In 1977, the FDA issued a diktat that women of child-bearing age should be excluded from drug trials. You can, maybe, see where they were coming from. If one of the cases or controls in a trial fell pregnant, then what you do? At the least you'd have one less data-point, or a hostage to fortune if you ignored the developing foetus. And all those hormonal fluctuations, they'd make the statistical analysis a bit awkward. And the Patriarchy would, on some level, believe that women were essentially the same as men. Blokes with a uterus, like. So the findings in the drug trial would be applicable to everyone XX and XY. Women became invisible in the development and testing of drugs. Which is really weird because we've known for years that women's disease profile is quite different from that of the male partners and contemporaries. 80% of clinical cases of auto-immune diseases occur in women for starters: the sex-bias most pronounced for Sjögren's syndrome, Graves disease and SLE. otoh, men are much more likely to acquire a cancer especially in the larynx, oesophagus, bladder and lung. Some of that might be due to higher rates of smoking men . . . but men are also more susceptible to viruses (because their immune system is a bit damper than in women) and there is increasing evidence that many cancers are triggered by viral infections. The female immune system is fizzier and so it more likely to go off the deep end and start destroying the myelin sheath of nerves in multiple sclerosis, for example.
And it's not only viral infections that are higher in blokes: they are more likely to get TB, malaria, Schistosomiasis, Leishmania, Toxocara and other nematode infections. Presumably all stemming from their dozier immune response to these debilitating and potential fatal diseases.
Finally there is the evidence for vaccine response. Antibody response is greater in females for all the childhood andf teenage vaccines currently on the market except Tdap (tetanus, diphtheria, and pertussis). And in all cases where adverse reactions have been noted for a vaccine, these are more common in girls.
These differences are in the air because of a recent paper in Science [paywalled try SciHub] out of the Whitehead Institute at MIT and a 2016 paper Sex differences in immune responses in Nature Reviews Immunology. It made me look at the introductory slides of my Human Physiology course with fresh eyes. In the graphic [above] of the various biological systems I intend to cover this year the two sexes are only differentiated for Reproductive [it's the uterus, silly] and Endocrine [that pesky progesterone] systems.

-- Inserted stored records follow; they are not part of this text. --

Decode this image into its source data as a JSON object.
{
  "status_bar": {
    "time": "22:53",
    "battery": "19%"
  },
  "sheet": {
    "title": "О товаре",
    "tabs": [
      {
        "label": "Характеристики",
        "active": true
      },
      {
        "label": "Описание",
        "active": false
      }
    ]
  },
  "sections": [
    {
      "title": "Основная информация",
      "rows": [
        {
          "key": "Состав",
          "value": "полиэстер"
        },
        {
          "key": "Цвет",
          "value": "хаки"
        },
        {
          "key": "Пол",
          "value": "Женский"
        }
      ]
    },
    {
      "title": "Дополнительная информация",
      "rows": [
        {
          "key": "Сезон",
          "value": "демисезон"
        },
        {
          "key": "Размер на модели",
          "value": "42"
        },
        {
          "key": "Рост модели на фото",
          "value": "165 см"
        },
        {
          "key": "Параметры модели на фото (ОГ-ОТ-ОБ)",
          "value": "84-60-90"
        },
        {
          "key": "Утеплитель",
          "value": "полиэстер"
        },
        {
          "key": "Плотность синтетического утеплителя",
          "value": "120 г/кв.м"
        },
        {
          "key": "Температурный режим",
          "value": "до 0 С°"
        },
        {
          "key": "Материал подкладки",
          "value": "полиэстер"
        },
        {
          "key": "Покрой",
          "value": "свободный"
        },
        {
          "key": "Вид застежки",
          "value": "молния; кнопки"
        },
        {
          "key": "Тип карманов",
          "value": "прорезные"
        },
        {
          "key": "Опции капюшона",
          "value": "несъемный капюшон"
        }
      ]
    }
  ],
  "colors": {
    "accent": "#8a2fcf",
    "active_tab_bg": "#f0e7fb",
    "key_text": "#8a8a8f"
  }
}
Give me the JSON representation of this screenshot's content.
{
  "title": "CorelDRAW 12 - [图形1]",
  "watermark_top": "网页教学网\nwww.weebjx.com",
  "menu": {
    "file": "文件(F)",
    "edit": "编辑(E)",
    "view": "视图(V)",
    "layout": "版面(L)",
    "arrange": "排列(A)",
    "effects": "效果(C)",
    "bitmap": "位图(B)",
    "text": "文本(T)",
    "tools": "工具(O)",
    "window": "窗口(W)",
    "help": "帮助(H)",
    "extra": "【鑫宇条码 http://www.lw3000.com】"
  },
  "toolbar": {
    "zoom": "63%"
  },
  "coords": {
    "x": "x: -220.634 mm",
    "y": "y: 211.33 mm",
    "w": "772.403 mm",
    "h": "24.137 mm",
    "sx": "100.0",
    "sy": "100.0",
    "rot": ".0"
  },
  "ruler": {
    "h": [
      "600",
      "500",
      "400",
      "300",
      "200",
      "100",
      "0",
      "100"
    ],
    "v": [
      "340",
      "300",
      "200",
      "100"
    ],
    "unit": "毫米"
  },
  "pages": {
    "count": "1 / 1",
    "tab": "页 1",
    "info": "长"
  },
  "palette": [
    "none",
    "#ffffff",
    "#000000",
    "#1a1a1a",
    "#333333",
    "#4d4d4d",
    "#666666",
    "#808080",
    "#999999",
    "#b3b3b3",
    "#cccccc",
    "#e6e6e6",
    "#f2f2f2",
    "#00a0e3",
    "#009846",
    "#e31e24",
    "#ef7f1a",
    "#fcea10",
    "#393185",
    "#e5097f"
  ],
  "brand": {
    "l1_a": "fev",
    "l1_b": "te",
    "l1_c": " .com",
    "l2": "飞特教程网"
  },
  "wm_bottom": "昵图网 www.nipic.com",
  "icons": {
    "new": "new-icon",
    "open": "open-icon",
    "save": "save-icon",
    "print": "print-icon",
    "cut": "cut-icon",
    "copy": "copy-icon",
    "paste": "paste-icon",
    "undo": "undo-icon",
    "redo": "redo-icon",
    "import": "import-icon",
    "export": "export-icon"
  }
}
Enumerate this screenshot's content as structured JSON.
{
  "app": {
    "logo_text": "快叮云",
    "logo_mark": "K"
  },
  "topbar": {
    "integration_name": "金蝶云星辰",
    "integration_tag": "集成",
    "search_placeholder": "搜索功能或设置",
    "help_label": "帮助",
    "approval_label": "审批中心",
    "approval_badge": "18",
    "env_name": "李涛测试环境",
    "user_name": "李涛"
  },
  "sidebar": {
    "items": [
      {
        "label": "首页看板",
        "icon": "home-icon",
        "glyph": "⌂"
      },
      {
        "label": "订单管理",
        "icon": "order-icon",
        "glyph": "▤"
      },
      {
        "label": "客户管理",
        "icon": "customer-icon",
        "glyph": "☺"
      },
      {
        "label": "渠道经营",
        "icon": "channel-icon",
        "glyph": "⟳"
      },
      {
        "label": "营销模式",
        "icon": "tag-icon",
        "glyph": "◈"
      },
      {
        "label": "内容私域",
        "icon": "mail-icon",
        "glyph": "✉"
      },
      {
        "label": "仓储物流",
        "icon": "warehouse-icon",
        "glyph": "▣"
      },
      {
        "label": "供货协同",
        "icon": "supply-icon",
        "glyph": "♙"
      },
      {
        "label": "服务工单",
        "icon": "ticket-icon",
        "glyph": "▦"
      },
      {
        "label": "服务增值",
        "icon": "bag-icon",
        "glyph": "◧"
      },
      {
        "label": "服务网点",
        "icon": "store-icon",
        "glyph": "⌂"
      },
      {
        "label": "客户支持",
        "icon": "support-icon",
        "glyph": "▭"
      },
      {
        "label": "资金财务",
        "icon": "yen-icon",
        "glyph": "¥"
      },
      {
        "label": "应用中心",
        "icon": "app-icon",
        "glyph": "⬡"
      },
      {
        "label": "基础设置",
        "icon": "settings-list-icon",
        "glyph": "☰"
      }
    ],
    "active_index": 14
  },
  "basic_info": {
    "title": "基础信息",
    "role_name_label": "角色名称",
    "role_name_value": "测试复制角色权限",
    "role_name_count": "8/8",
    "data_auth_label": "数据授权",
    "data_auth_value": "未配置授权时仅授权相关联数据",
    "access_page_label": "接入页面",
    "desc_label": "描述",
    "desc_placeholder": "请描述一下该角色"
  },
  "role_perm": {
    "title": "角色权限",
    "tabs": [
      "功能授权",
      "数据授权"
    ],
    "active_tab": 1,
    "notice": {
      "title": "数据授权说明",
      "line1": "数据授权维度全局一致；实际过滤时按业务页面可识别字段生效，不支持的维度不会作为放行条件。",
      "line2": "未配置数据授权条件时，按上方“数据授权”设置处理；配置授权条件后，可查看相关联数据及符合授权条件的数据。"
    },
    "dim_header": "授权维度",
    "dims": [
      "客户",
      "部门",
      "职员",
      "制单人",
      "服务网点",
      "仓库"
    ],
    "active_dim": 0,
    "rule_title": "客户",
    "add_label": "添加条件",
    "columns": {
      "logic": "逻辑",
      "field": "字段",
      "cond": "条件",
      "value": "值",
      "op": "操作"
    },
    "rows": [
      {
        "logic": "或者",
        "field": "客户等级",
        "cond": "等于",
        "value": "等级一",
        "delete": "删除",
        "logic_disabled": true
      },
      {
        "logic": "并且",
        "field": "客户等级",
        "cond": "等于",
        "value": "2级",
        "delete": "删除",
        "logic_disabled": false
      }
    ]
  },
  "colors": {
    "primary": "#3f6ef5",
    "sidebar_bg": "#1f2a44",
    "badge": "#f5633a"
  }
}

Osteoporosis is waaaay more common in women than men and those male cancers affect all the other systems; but not enough to upset the fundamental assumption portrayed in the diagram that men and women are essentially the same.
And the weaker sex? Surely men! We start off conceiving an substantial excess of male embryos [maybe 130 : 100] and this is whittled down to 105 : 100 at birth. The scything continues through childhood as boys succumb to fatal coughs and infections [and really dopey self-destructive risk-taking; especially when the adolescent brain cranks up between 15 and 25] to even out the ratio around the age of 30. Women out-number men in all subsequent cohorts. With women outnumbering men 5 to 1 among centenarians.